Increased security at area road races


With numerous road races in the viewing area coming up this spring and summer, organizers are also taking part in the safety discussions.

Sporting events have been a concern for organizers and law enforcement officials since Sept. 11, but most people were concerned for stadiums and arenas, not road races.

Now that has all changed.

State law enforcement officials say an attack could happen in the Triangle.

"We're assuming that there's market that's out of bounds for them and their hideous antics.  But whether it's children, whether it's people running, whether it's soldiers overseas, whether it's the major cities, here, there is no place that is off bounds for them," N.C. Commissioner of Law Enforcement Frank Perry said.

Perry said since Monday's bombings, he and agencies around the state have been meeting continuously.

"People should be reassured - eyes wide open - but know that state and local and federal agencies are interacting and we're interacting every hour," Perry said.

Now organizers are thinking about the possibilities and are trying to plan for if anything were to go wrong.

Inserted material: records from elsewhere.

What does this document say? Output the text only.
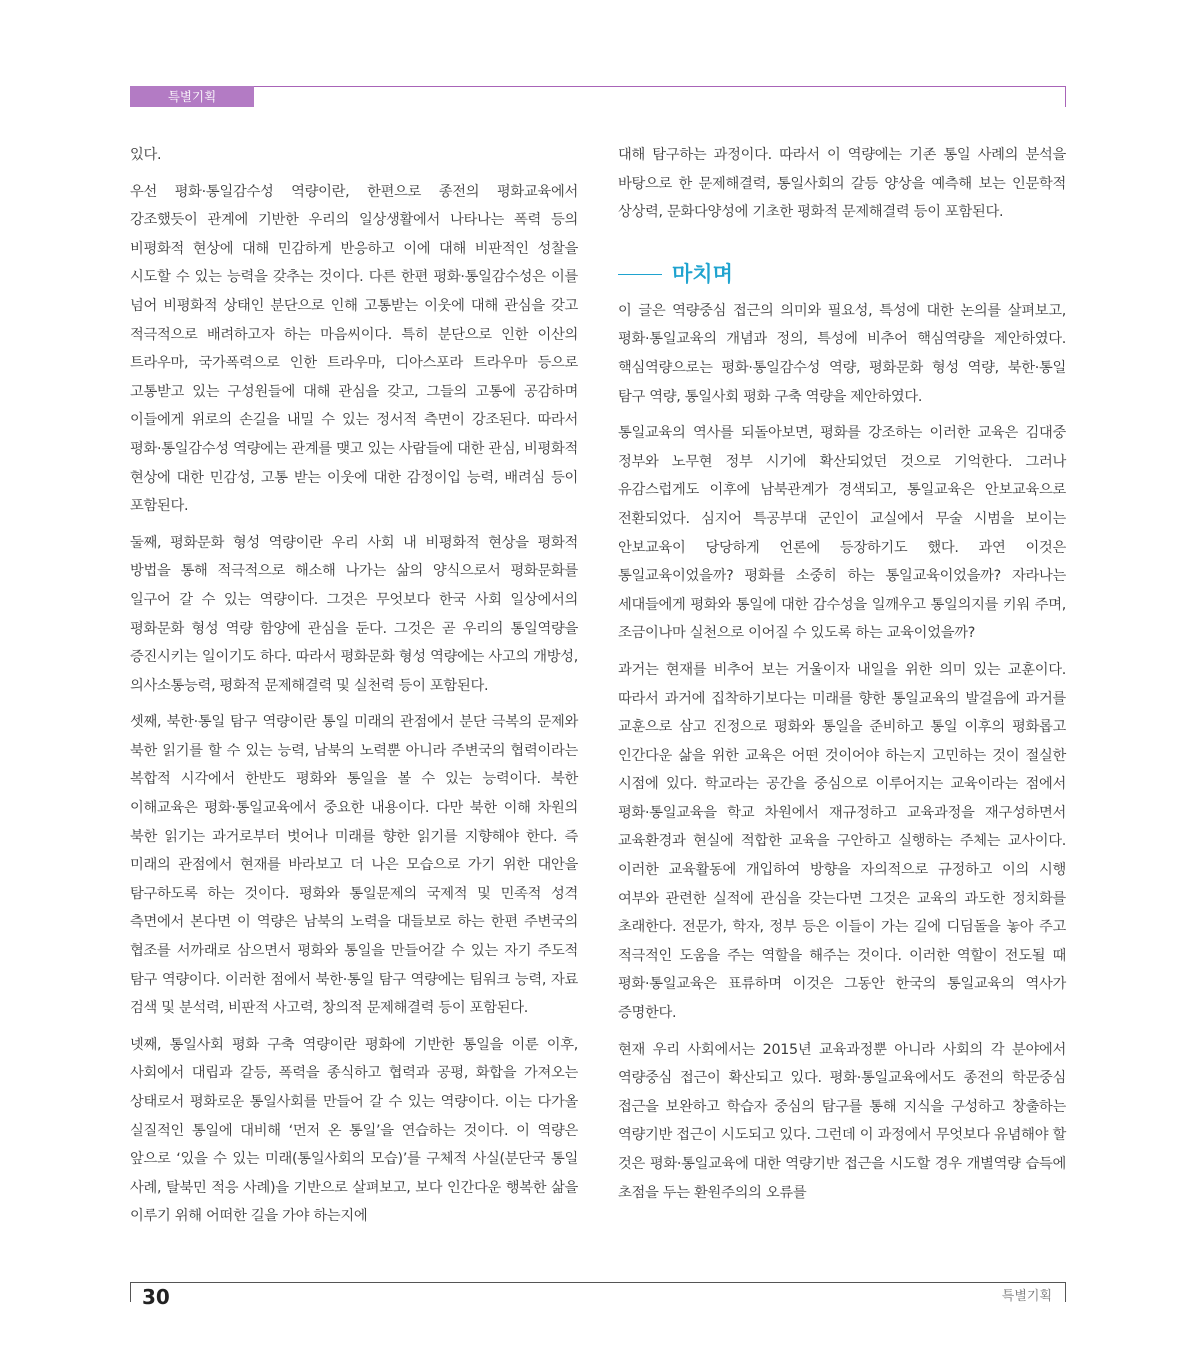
특별기획

있다.

우선 평화·통일감수성 역량이란, 한편으로 종전의 평화교육에서 강조했듯이 관계에 기반한 우리의 일상생활에서 나타나는 폭력 등의 비평화적 현상에 대해 민감하게 반응하고 이에 대해 비판적인 성찰을 시도할 수 있는 능력을 갖추는 것이다. 다른 한편 평화·통일감수성은 이를 넘어 비평화적 상태인 분단으로 인해 고통받는 이웃에 대해 관심을 갖고 적극적으로 배려하고자 하는 마음씨이다. 특히 분단으로 인한 이산의 트라우마, 국가폭력으로 인한 트라우마, 디아스포라 트라우마 등으로 고통받고 있는 구성원들에 대해 관심을 갖고, 그들의 고통에 공감하며 이들에게 위로의 손길을 내밀 수 있는 정서적 측면이 강조된다. 따라서 평화·통일감수성 역량에는 관계를 맺고 있는 사람들에 대한 관심, 비평화적 현상에 대한 민감성, 고통 받는 이웃에 대한 감정이입 능력, 배려심 등이 포함된다.

둘째, 평화문화 형성 역량이란 우리 사회 내 비평화적 현상을 평화적 방법을 통해 적극적으로 해소해 나가는 삶의 양식으로서 평화문화를 일구어 갈 수 있는 역량이다. 그것은 무엇보다 한국 사회 일상에서의 평화문화 형성 역량 함양에 관심을 둔다. 그것은 곧 우리의 통일역량을 증진시키는 일이기도 하다. 따라서 평화문화 형성 역량에는 사고의 개방성, 의사소통능력, 평화적 문제해결력 및 실천력 등이 포함된다.

셋째, 북한·통일 탐구 역량이란 통일 미래의 관점에서 분단 극복의 문제와 북한 읽기를 할 수 있는 능력, 남북의 노력뿐 아니라 주변국의 협력이라는 복합적 시각에서 한반도 평화와 통일을 볼 수 있는 능력이다. 북한 이해교육은 평화·통일교육에서 중요한 내용이다. 다만 북한 이해 차원의 북한 읽기는 과거로부터 벗어나 미래를 향한 읽기를 지향해야 한다. 즉 미래의 관점에서 현재를 바라보고 더 나은 모습으로 가기 위한 대안을 탐구하도록 하는 것이다. 평화와 통일문제의 국제적 및 민족적 성격 측면에서 본다면 이 역량은 남북의 노력을 대들보로 하는 한편 주변국의 협조를 서까래로 삼으면서 평화와 통일을 만들어갈 수 있는 자기 주도적 탐구 역량이다. 이러한 점에서 북한·통일 탐구 역량에는 팀워크 능력, 자료 검색 및 분석력, 비판적 사고력, 창의적 문제해결력 등이 포함된다.

넷째, 통일사회 평화 구축 역량이란 평화에 기반한 통일을 이룬 이후, 사회에서 대립과 갈등, 폭력을 종식하고 협력과 공평, 화합을 가져오는 상태로서 평화로운 통일사회를 만들어 갈 수 있는 역량이다. 이는 다가올 실질적인 통일에 대비해 ‘먼저 온 통일’을 연습하는 것이다. 이 역량은 앞으로 ‘있을 수 있는 미래(통일사회의 모습)’를 구체적 사실(분단국 통일 사례, 탈북민 적응 사례)을 기반으로 살펴보고, 보다 인간다운 행복한 삶을 이루기 위해 어떠한 길을 가야 하는지에

대해 탐구하는 과정이다. 따라서 이 역량에는 기존 통일 사례의 분석을 바탕으로 한 문제해결력, 통일사회의 갈등 양상을 예측해 보는 인문학적 상상력, 문화다양성에 기초한 평화적 문제해결력 등이 포함된다.

마치며

이 글은 역량중심 접근의 의미와 필요성, 특성에 대한 논의를 살펴보고, 평화·통일교육의 개념과 정의, 특성에 비추어 핵심역량을 제안하였다. 핵심역량으로는 평화·통일감수성 역량, 평화문화 형성 역량, 북한·통일 탐구 역량, 통일사회 평화 구축 역량을 제안하였다.

통일교육의 역사를 되돌아보면, 평화를 강조하는 이러한 교육은 김대중 정부와 노무현 정부 시기에 확산되었던 것으로 기억한다. 그러나 유감스럽게도 이후에 남북관계가 경색되고, 통일교육은 안보교육으로 전환되었다. 심지어 특공부대 군인이 교실에서 무술 시범을 보이는 안보교육이 당당하게 언론에 등장하기도 했다. 과연 이것은 통일교육이었을까? 평화를 소중히 하는 통일교육이었을까? 자라나는 세대들에게 평화와 통일에 대한 감수성을 일깨우고 통일의지를 키워 주며, 조금이나마 실천으로 이어질 수 있도록 하는 교육이었을까?

과거는 현재를 비추어 보는 거울이자 내일을 위한 의미 있는 교훈이다. 따라서 과거에 집착하기보다는 미래를 향한 통일교육의 발걸음에 과거를 교훈으로 삼고 진정으로 평화와 통일을 준비하고 통일 이후의 평화롭고 인간다운 삶을 위한 교육은 어떤 것이어야 하는지 고민하는 것이 절실한 시점에 있다. 학교라는 공간을 중심으로 이루어지는 교육이라는 점에서 평화·통일교육을 학교 차원에서 재규정하고 교육과정을 재구성하면서 교육환경과 현실에 적합한 교육을 구안하고 실행하는 주체는 교사이다. 이러한 교육활동에 개입하여 방향을 자의적으로 규정하고 이의 시행 여부와 관련한 실적에 관심을 갖는다면 그것은 교육의 과도한 정치화를 초래한다. 전문가, 학자, 정부 등은 이들이 가는 길에 디딤돌을 놓아 주고 적극적인 도움을 주는 역할을 해주는 것이다. 이러한 역할이 전도될 때 평화·통일교육은 표류하며 이것은 그동안 한국의 통일교육의 역사가 증명한다.

현재 우리 사회에서는 2015년 교육과정뿐 아니라 사회의 각 분야에서 역량중심 접근이 확산되고 있다. 평화·통일교육에서도 종전의 학문중심 접근을 보완하고 학습자 중심의 탐구를 통해 지식을 구성하고 창출하는 역량기반 접근이 시도되고 있다. 그런데 이 과정에서 무엇보다 유념해야 할 것은 평화·통일교육에 대한 역량기반 접근을 시도할 경우 개별역량 습득에 초점을 두는 환원주의의 오류를

30	특별기획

This means checking in with local police agencies where the events are held.

One of the organizers for the Tobacco Road Marathon in Cary ran in Monday's Boston Marathon and finished before the bombs exploded.

"It came to my mind, 'What would happen if something like that happened?'  I hope it never happens, you know, we are in Cary, North Carolina. We are, I hope nothing happens, but you never know," Cary race organizer Kaz Yahyapours said.  

The organizer of the Mid-town Lookout Capital Road Race, a half marathon in Raleigh, also shed light on how to go about preparing for a possible attack. His event is the next big race in Raleigh, scheduled for June 1.

"It's still something that we've got to get on top of now to make sure folks running in our race can be focused on running and having a good time, and the only medical issue that they have is if they run a little too hard," Raleigh race organizer Jim Kane said.  

Kane said he and security officials will not only be prepared, but they plane to commemorate the Boston Marathon tragedy at the beginning of that race.